星海社の電子書籍参入は「いまさら」なのか?
講談社の子会社であるところの星海社が創業10周年記念企画として「電子書籍専用フォントによる」電子書籍の出版をアナウンスしました。
「電子書籍専用フォントを開発」の時点で「???」なわけです。アプリ側の対応どうするんだ、と。
そう思ってたところにImpress Watchに記事が上がっていたのでご紹介です。いろいろ引用しますが元記事もぜひご覧ください。
電子書籍専用フォントとは?
さてアプリ側の対応の件ですがなんと米Amazonに直訴したとのこと。
会議は「大爆笑」だったそうですよ。「なんで日本の小さな出版社がわざわざそんなことを考えるのか」って。
ですが「だがクレイジーだからやらせてみよう!」ということで、一発でOKが出ました。
さすがAmazonというスピード感ですね。ただ見切りをつけるのも早いので、後々アップデートで消されるなんてことが無いように売れてほしいものです。
※といってもどんなに売れても日本の市場規模ではAmazonの利益にならないので、Amazonが海外の出版社にも売り込んでいくのでしょうが。
フォント以外のこだわりについて
同社の小説には、レイアウトに凝った物も多い。文字や画面の大きさに合わせて文字を流し込む「リフロー」型の電子書籍では、そのすべてを再現するのは難しい部分もある。だが、そうした部分にも、出版社側として手をかけて再現していくという。
ここは詳細がまだ不明ですね。どんなものになるのか実際に買って確かめてみようと思います。手をかけすぎてリフロー型の利点が損なわれていなければよいのですが。
星海社はすでに「文庫」の新刊ラインナップを無くした。書店でビジネスをするなら、文庫という形態ではない、という判断からだ。そして、文庫の市場を代替するものとして、電子書籍を出すべく準備がすすめられていく。
星海社の本、特に星海社FICTIONSは凝った装丁が多いので(『RPF レッドドラゴン』とか)紙の書籍は愛蔵版として扱うのは理解できます。そもそも星海社文庫は「小さな愛蔵版、星海社文庫」のキャッチコピーのとおり、天アンカットで栞がつくという豪華なつくりで価格も千円を超えるものが多く、文庫として機能していなかったですし。

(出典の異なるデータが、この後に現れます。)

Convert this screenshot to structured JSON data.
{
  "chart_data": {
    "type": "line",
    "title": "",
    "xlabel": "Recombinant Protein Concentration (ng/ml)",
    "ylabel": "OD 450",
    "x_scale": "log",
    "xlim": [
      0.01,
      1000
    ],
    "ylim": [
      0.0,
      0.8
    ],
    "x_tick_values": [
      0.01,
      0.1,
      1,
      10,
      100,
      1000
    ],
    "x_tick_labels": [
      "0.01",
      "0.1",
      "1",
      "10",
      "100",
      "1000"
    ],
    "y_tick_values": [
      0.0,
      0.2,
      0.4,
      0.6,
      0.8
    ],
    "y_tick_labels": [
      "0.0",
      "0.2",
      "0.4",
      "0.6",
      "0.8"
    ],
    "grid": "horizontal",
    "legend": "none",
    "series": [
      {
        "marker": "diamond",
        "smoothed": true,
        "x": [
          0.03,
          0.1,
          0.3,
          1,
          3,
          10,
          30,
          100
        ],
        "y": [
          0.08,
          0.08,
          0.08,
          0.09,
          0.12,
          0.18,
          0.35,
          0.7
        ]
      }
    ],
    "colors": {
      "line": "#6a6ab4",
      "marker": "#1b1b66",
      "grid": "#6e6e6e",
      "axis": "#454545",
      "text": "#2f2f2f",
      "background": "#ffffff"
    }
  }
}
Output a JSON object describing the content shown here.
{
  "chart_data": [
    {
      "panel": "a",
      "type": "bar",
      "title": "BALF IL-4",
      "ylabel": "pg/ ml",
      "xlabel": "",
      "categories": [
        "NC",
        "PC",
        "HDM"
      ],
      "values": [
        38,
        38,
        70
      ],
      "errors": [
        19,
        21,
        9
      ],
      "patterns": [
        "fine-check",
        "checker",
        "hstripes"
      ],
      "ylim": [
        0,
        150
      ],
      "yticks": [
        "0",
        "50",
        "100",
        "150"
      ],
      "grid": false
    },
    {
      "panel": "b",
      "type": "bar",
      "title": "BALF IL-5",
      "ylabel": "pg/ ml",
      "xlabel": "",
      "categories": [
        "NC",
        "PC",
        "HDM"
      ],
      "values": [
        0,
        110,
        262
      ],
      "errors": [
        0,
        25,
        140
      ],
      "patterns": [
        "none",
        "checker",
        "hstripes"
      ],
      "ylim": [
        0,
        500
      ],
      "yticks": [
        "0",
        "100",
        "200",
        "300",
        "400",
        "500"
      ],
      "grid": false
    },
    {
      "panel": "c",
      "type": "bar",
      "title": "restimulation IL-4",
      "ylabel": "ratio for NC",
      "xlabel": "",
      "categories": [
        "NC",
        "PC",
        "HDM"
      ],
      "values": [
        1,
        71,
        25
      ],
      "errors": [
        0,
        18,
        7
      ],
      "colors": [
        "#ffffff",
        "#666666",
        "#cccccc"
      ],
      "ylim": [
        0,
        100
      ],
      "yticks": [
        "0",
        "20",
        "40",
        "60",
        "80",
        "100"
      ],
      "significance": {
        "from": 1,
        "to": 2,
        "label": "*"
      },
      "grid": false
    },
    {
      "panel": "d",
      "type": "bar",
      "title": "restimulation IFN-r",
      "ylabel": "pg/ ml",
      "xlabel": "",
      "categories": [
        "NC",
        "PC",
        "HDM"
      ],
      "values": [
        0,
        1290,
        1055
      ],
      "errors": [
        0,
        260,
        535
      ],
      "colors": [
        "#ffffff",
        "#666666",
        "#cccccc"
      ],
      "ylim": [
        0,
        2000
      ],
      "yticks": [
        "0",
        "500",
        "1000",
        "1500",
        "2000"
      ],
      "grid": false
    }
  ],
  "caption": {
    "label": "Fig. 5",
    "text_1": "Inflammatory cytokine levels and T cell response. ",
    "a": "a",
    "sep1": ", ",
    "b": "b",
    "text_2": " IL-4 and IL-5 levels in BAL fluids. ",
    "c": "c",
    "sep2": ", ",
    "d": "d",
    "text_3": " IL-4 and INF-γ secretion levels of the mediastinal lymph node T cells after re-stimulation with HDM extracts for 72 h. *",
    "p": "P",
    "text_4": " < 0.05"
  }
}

あと気になるとしたら価格でしょうか。さきほども言ったとおり星海社文庫も高価格でしたし、電子書籍でもこれだけの仕掛けを作るとなるとコスト的にそれなりの価格になりそうな気がします。「文庫の市場を代替する」つもりならできる限り低価格がいいと思うのですが……。
ほんとうに「いまさら」?
確認したら星海社文庫はもう4年も新刊が出てないんですね。当時から電子書籍を準備していたのでしょうか?専用フォントを作るにしても時間がかかるでしょうし。となると本当に「いまさら」なんでしょうか?むしろ「やっと出せる」が正しいのかもしれません。
星海社の今後に期待したいこと
星海社は自社サイト『最前線』にてコンテンツを無料公開し、その後に紙の書籍を出版して利益を得るというビジネスモデルで10年やってきました。これは現在Webコミックで多く採用されていますが当時はまさに「最前線」の手法だったと認識しています。しかし残念ながら『最前線』に読者を呼び込む導線ができておらず、コンテンツバリューに頼ってしまい苦戦していた印象があります。(※ただの憶測です。)なので宣伝面でもっとうまくできないかなぁと思っていました。すでにコミックではツイ4をツイッター上で展開することで巻き直しを図っているようですし、小説やノンフィクションでもWebを中心とした出版の実現を目指してほしいです。